Es gibt bei mir kein wirkliches Recht auf das Altern. Die Veränderungen des Körpers machen mich sauer und mir ein schlechtes Gewissen. Keiner braucht heutzutage mehr alt auszusehen. Es gibt für alles eine Creme, ein Mittelchen, einen Sport oder eine OP. Ich frage mich in diesem Zusammenhang, ob es für mich ein Recht auf Behinderung und Krankheit gibt. Die ehrliche Antwort lautet auch hier leider nein. Für andere immer, da bin ich tolerant. Aber ich? Ich schäme mich insgeheim für meine Gelenkverformungen. Ich denke, ich habe selbst Schuld daran, dass meine Arthrose so schmerzhaft ist. Nicht genug Sport getrieben! Ungesundes Zeugs gegessen! Nicht genug Bewegung heute. Nicht genug positives Denken. Dann kann es ja auch nicht besser werden.
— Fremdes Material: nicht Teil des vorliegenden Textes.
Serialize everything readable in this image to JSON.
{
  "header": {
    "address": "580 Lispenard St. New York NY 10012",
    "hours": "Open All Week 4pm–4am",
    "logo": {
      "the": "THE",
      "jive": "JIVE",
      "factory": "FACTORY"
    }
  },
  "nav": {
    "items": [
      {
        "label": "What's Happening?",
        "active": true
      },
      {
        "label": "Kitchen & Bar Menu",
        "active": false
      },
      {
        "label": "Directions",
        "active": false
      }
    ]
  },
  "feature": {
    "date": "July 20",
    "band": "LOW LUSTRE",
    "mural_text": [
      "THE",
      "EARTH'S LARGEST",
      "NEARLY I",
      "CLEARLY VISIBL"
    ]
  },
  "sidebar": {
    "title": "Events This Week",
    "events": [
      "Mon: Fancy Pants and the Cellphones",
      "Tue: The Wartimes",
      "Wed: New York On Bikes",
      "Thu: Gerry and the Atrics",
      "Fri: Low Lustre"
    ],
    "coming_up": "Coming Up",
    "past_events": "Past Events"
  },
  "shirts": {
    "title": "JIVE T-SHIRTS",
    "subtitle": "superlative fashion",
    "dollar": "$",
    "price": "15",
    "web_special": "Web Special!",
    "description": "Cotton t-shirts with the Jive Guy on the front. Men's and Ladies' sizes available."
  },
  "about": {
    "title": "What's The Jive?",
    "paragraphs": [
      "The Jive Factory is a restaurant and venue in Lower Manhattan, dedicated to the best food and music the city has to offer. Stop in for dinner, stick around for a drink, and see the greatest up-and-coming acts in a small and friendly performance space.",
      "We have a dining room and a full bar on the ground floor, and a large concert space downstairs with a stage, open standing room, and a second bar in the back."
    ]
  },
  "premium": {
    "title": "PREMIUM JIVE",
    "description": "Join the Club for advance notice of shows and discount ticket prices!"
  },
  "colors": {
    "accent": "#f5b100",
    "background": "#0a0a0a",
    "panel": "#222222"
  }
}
Medikamente machen mich noch kränker. Weg von der Schulmedizin, hin zur alternativen Behandlung. Kräuter, Gewürze und Basenbäder werden es richten. Wenn nicht, habe ich eben nicht genug getan. Es ist nie genug, immer noch nicht.
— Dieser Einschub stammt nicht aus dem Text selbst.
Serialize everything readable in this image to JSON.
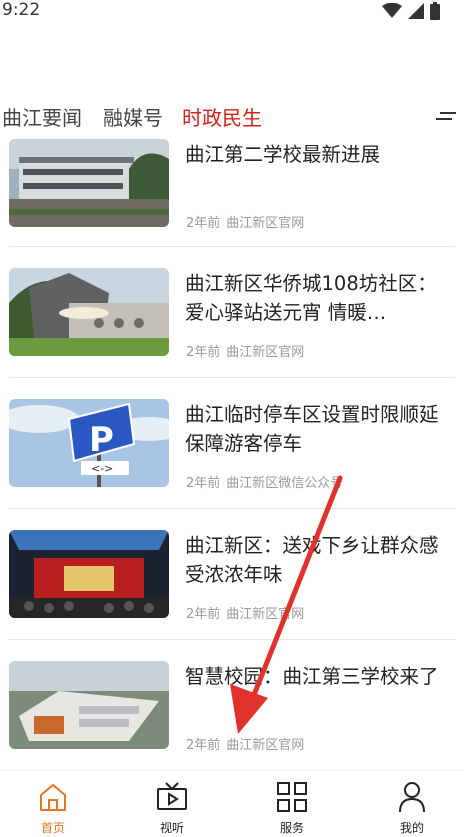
{
  "status": {
    "time": "9:22"
  },
  "tabs": [
    {
      "label": "曲江要闻",
      "active": false
    },
    {
      "label": "融媒号",
      "active": false
    },
    {
      "label": "时政民生",
      "active": true
    }
  ],
  "news": [
    {
      "title": "曲江第二学校最新进展",
      "age": "2年前",
      "source": "曲江新区官网"
    },
    {
      "title": "曲江新区华侨城108坊社区：爱心驿站送元宵  情暖…",
      "age": "2年前",
      "source": "曲江新区官网"
    },
    {
      "title": "曲江临时停车区设置时限顺延  保障游客停车",
      "age": "2年前",
      "source": "曲江新区微信公众号"
    },
    {
      "title": "曲江新区：送戏下乡让群众感受浓浓年味",
      "age": "2年前",
      "source": "曲江新区官网"
    },
    {
      "title": "智慧校园：曲江第三学校来了",
      "age": "2年前",
      "source": "曲江新区官网"
    }
  ],
  "bottom_nav": [
    {
      "label": "首页",
      "icon": "home-icon",
      "active": true
    },
    {
      "label": "视听",
      "icon": "tv-play-icon",
      "active": false
    },
    {
      "label": "服务",
      "icon": "grid-icon",
      "active": false
    },
    {
      "label": "我的",
      "icon": "person-icon",
      "active": false
    }
  ],
  "colors": {
    "accent_red": "#d6201a",
    "nav_active": "#e8741e",
    "annotation": "#e0312b"
  }
}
Es geht mir gut. Ich will nicht missverstanden werden. Wenn Alte Sport treiben, sexuell auf der Höhe sind und Ehrenämter bekleiden, ist das toll. Wenn sie glücklich mit ihren Lebenspartnern sind und fröhlich durch die Welt reisen, ist das prima. Wenn sie sich jugendliches Aussehen erhalten, wunderbar! Ich bin froh, in diesen Zeiten alt zu werden, in denen wir so viele Möglichkeiten haben. Ich bin nicht auf eine bestimmte Rolle festgelegt. Ich kann mich kleiden, wie ich will, ich kann Sex und sogar jüngere Partner haben. Ich kann lesbisch sein oder gar nichts. Trotzdem hat mich der Satz: „Es gibt kein Recht mehr auf das Altern“ doch so sehr berührt. Ich überlege immer noch, warum eigentlich.
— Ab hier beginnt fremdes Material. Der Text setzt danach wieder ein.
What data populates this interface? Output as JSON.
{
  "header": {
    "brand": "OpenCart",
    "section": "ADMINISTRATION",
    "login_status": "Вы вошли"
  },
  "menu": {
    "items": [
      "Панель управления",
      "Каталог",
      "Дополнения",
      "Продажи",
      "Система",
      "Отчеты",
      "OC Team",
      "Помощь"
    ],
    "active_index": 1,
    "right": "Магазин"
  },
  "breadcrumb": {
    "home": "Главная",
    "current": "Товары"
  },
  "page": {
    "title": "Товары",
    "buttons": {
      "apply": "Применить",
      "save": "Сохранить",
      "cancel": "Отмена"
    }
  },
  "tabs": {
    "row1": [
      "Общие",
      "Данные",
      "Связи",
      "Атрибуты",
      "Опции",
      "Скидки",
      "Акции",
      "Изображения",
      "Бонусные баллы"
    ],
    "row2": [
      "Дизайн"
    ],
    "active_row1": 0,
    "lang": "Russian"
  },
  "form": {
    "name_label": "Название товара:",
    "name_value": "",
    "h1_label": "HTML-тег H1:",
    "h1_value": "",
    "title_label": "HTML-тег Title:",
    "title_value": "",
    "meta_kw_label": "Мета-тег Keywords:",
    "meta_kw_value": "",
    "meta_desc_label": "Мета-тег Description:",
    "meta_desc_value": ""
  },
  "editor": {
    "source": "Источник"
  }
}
Alt werden wollen wir alle. Alt sein nicht. Uns einzugestehen, dass vieles nicht mehr so geht wie früher, ist schwer. Sich zurückziehen zu können, ohne ein schlechtes Gewissen zu haben und vor allen Dingen ohne sich rechtfertigen zu müssen, ist erstrebenswert. Alt sein im Kreise einer altersgemischten Gruppe und hier die Aufgaben übernehmen, die zu schaffen sind, wäre schon toll. Mir fehlt ein gelebter Zusammenhang von Familie oder Nachbarschaft. Ich muss mir etwas ausdenken. So schön das Leben alleine ist, ich weiß doch, dass ich in dieser Hinsicht noch etwas verändern will……
Nun bin ich aber vom Thema abgekommen.